If you have never used a video model before, there is almost always a hidden language model as the middle link of the chain passing along your prompt. This is done for many reasons. This is also the first checkpoint where you will get a content refusal.
This third model will also change your prompts sometimes, usually without telling you. Again, many reasons. Sometimes this is done to remove names of public or political figures, copyright violations, things like that. As they are usually instructed to do this covertly, this is teaching the model to deceive the user. Recent experiments have indicated this is not a good idea. They become the masks they wear.
Sometimes though, depending on who is writing the system prompt, this model will also add to your prompt. If the model recognizes your intent it may add details that align with that intent, this is what Sora seems to be doing at a high level. Usually though, if a prompt is deemed to be too short, this is where the model may add descriptive language or setting details before sending it along. Sometimes companies will have a toggle or a checkbox for this, sometimes they don't mention it at all.
The reason I'm bringing this up is it makes it difficult for anyone testing Sora right now to know how much of what we write is reaching the model verbatim, and how much of the generation is the result of GPT-5 adding context details, or writing dialog, lyrics, adding expressiveness, lore, character details, style, etc, to the prompt. Because Sora is too good at this. It is not normal. It is above the line.

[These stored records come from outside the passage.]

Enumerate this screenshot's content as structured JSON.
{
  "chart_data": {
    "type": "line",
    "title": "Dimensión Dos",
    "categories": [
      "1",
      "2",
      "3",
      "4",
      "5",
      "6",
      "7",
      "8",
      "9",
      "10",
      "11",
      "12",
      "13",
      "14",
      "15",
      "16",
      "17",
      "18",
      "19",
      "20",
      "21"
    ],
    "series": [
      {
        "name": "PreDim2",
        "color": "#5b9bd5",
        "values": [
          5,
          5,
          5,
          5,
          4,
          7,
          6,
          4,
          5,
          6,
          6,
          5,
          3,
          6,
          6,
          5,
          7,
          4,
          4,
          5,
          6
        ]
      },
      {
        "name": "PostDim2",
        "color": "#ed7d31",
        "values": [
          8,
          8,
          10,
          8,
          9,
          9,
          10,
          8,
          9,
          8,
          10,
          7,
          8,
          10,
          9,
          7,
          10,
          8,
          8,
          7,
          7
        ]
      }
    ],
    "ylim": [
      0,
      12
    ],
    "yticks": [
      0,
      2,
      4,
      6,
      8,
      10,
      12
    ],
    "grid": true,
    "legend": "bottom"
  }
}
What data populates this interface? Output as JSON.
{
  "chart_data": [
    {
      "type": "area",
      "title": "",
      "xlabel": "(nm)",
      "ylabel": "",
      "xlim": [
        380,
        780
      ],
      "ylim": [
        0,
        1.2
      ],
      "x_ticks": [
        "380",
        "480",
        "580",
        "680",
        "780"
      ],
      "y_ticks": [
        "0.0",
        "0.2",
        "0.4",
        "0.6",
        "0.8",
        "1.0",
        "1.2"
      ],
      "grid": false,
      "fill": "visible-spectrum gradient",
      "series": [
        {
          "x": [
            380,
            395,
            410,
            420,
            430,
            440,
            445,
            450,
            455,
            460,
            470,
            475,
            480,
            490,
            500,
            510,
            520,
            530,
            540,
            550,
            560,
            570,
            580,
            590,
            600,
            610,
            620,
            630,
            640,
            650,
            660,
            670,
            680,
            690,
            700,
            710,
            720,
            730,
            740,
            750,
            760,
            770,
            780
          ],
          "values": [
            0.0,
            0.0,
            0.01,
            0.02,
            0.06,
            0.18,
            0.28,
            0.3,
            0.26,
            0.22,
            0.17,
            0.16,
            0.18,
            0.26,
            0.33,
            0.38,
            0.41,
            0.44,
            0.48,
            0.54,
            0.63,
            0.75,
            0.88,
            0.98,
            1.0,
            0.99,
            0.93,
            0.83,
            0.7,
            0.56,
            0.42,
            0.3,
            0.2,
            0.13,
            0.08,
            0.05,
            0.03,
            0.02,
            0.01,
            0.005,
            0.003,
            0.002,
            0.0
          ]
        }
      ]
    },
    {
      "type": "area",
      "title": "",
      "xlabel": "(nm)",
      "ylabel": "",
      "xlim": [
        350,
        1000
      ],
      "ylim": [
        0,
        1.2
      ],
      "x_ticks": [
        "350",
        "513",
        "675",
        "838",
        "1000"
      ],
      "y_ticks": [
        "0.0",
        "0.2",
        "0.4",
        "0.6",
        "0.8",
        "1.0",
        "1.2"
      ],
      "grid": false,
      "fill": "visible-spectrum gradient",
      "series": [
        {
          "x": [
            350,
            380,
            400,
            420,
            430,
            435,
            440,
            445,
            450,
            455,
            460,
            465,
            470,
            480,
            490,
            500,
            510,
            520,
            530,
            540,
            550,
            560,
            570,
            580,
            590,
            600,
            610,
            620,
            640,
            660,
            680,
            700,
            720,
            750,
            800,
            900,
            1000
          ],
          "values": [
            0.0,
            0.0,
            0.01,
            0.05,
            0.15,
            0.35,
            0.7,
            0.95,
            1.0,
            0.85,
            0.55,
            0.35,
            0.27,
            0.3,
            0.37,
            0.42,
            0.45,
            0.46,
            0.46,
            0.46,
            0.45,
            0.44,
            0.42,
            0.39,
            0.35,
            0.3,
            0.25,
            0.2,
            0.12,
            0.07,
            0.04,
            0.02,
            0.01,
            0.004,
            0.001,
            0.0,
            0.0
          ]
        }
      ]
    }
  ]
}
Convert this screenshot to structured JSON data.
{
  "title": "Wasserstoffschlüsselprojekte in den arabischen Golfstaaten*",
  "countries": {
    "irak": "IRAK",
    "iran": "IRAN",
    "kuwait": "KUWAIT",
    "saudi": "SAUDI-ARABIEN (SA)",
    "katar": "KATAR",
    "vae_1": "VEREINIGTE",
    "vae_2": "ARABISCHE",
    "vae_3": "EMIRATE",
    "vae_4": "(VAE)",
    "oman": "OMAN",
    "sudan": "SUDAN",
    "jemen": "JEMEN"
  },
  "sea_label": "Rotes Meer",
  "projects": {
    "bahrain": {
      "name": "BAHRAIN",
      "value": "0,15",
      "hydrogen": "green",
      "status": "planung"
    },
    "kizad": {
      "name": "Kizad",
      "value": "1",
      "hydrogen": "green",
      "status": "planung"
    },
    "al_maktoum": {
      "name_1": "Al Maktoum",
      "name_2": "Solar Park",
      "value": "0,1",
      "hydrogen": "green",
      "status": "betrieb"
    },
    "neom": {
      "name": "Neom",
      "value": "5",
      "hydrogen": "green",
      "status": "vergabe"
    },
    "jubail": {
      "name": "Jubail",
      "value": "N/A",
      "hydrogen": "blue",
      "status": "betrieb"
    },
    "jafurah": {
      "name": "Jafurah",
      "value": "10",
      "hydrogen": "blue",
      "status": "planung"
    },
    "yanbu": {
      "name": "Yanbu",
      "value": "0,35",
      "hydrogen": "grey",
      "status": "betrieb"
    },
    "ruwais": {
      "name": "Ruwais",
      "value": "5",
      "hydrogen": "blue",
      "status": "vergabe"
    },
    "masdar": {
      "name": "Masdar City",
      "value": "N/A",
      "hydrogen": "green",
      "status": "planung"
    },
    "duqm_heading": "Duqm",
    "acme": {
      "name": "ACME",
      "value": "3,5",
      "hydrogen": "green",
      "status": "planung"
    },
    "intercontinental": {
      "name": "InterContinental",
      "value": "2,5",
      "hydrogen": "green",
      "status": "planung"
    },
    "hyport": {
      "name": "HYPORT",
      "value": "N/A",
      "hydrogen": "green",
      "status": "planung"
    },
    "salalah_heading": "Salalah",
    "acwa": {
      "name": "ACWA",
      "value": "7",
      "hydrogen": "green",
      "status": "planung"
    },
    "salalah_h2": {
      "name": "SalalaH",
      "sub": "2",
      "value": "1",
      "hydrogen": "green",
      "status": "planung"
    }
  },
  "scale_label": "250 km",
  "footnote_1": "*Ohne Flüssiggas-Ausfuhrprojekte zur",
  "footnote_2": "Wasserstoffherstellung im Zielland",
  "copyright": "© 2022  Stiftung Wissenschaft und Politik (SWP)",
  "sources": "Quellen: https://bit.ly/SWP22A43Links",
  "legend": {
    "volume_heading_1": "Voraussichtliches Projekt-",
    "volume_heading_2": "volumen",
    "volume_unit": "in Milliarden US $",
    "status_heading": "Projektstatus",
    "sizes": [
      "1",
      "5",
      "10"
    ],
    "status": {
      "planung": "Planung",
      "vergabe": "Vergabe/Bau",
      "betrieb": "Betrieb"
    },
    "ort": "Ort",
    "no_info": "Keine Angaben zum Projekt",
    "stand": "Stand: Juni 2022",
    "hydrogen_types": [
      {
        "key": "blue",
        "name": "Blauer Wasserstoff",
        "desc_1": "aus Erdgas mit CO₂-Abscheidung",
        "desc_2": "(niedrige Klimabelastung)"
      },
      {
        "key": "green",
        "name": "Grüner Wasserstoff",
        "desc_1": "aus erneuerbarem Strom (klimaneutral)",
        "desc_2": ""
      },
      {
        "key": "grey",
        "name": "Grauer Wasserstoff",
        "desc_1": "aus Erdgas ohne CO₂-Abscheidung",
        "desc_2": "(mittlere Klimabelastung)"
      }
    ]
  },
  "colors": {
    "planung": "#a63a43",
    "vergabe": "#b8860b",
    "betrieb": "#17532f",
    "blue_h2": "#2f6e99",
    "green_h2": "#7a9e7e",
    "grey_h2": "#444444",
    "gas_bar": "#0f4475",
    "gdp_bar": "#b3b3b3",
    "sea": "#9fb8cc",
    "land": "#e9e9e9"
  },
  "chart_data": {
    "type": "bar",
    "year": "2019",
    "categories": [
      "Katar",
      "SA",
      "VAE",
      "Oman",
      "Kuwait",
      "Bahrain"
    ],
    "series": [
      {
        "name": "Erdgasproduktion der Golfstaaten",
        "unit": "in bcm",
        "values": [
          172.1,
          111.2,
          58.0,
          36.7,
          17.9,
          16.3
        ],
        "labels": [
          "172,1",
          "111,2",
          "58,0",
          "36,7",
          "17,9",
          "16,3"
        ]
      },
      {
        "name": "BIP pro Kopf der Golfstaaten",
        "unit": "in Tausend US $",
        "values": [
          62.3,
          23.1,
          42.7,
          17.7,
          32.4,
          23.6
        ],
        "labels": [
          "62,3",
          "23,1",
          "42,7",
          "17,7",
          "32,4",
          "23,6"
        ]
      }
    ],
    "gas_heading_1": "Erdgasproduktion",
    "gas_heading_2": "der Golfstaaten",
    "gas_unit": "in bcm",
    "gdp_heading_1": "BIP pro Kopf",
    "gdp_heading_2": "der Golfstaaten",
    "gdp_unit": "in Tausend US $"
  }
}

If this is GPT-5 doing man-in-the-middle, or this new Sora is somehow permanently integrated with a fine-tuned version of GPT-5, then sure. Normal progression. Everything Sora is doing could be replicated by writing a detailed prompt. But if Sora is doing what it seems to be doing from a one or two sentence prompt, then they made some kind of breakthrough. It knows too much. It's too good at song lyrics. It's too good at context. Too good at lore, tone, style. Characterization. It knows too much fine detail.
If you want to see what I mean, make up any kind of show or topic and ask Sora to generate a splash intro and a theme song for you. The quality of song lyrics Sora will one-shot gen is too high. GPT-5, sure, no problem. Otherwise, this is something new.
I mean, all of this could be explained by a multimodal model that has GPT-5 level intelligence and grasp of context, but outputs in multimodal tokens. This was actually how the original voice mode worked, the one we never got. It could sing, it could generate sound effects simultaneously with voice. It could tell stories while adding sound effects like the old radio shows. So, they have been working in this direction for some time. Maybe it just paid off.